Baru-baru ini Indonesia mendapat kabar mengejutkan bahwa sekolah akan kembali dibuka. Dirjen PAUD – Pendidikan Dasar dan Menengah Kemendikbud, Muhammad Hamid, mengatakan sedang mengkaji pembukaan sekolah pertengahan Juli 2020 di daerah yang sudah dinyatakan aman dari Covid-19.

Meski juga disampaikan akan menggunakan protokol kesehatan di area institusi pendidikan, namun masih belum ada kejelasan bagaimana dan siapa pelaksana protokol ini.
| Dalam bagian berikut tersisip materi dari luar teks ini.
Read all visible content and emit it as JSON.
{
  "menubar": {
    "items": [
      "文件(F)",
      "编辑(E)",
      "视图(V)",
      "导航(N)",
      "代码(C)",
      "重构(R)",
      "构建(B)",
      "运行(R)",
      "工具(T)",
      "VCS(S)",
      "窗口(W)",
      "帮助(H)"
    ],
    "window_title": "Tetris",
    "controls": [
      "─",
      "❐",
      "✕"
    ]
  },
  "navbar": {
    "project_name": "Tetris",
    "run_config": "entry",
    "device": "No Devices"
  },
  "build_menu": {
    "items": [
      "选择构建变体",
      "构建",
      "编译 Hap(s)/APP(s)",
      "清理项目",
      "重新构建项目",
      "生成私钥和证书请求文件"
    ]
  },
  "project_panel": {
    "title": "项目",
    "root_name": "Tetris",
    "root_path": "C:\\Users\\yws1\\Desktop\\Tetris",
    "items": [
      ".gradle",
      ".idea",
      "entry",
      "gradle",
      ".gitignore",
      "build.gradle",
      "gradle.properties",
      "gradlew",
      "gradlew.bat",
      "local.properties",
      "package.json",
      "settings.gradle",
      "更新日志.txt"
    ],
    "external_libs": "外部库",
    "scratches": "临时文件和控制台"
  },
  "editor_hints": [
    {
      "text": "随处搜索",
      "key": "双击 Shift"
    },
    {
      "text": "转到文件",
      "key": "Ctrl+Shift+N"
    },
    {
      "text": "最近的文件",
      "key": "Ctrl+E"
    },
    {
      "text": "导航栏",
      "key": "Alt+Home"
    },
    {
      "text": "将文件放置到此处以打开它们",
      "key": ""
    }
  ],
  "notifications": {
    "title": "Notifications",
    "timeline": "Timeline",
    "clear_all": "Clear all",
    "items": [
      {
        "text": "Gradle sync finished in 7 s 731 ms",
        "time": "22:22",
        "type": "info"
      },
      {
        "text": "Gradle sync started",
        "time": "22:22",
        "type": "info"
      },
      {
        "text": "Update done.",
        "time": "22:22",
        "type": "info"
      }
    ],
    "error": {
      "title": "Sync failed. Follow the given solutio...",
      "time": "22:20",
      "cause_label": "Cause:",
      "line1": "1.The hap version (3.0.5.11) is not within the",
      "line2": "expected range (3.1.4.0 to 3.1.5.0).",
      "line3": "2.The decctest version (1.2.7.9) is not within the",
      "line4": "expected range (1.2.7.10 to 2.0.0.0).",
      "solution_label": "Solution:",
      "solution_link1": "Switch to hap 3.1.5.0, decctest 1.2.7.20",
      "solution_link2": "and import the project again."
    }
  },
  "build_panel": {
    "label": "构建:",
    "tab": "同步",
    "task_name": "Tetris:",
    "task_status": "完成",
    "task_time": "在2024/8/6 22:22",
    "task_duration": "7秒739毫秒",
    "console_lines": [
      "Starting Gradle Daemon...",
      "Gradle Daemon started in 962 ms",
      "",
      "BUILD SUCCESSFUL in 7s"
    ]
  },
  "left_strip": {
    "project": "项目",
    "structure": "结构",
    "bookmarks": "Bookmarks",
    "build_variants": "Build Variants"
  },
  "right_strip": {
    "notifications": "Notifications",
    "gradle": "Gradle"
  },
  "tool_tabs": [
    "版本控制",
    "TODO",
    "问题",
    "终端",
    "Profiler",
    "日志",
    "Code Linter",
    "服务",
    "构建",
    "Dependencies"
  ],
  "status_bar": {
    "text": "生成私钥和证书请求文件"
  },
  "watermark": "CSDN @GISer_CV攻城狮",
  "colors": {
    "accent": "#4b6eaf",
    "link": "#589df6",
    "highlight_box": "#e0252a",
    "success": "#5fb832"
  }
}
Di samping itu, fakta menunjukkan korban positif corona semakin bertambah. Pertambahannya cukup drastis hingga melebihi 500 kasus per hari.

Wakil Sekjen Federasi Serikat Guru Indonesia (FSGI) khawatir apabila rencana Kemendikbud tersebut dilakukan. Beliau meragukan koordinasi antara pemerintah pusat dan daerah yang terlihat tidak sinkron dalam menangani wabah. Menurutnya perlu dipertimbangkan terkait teknis penyelenggaraan penerimaan peserta didik baru (PPDB).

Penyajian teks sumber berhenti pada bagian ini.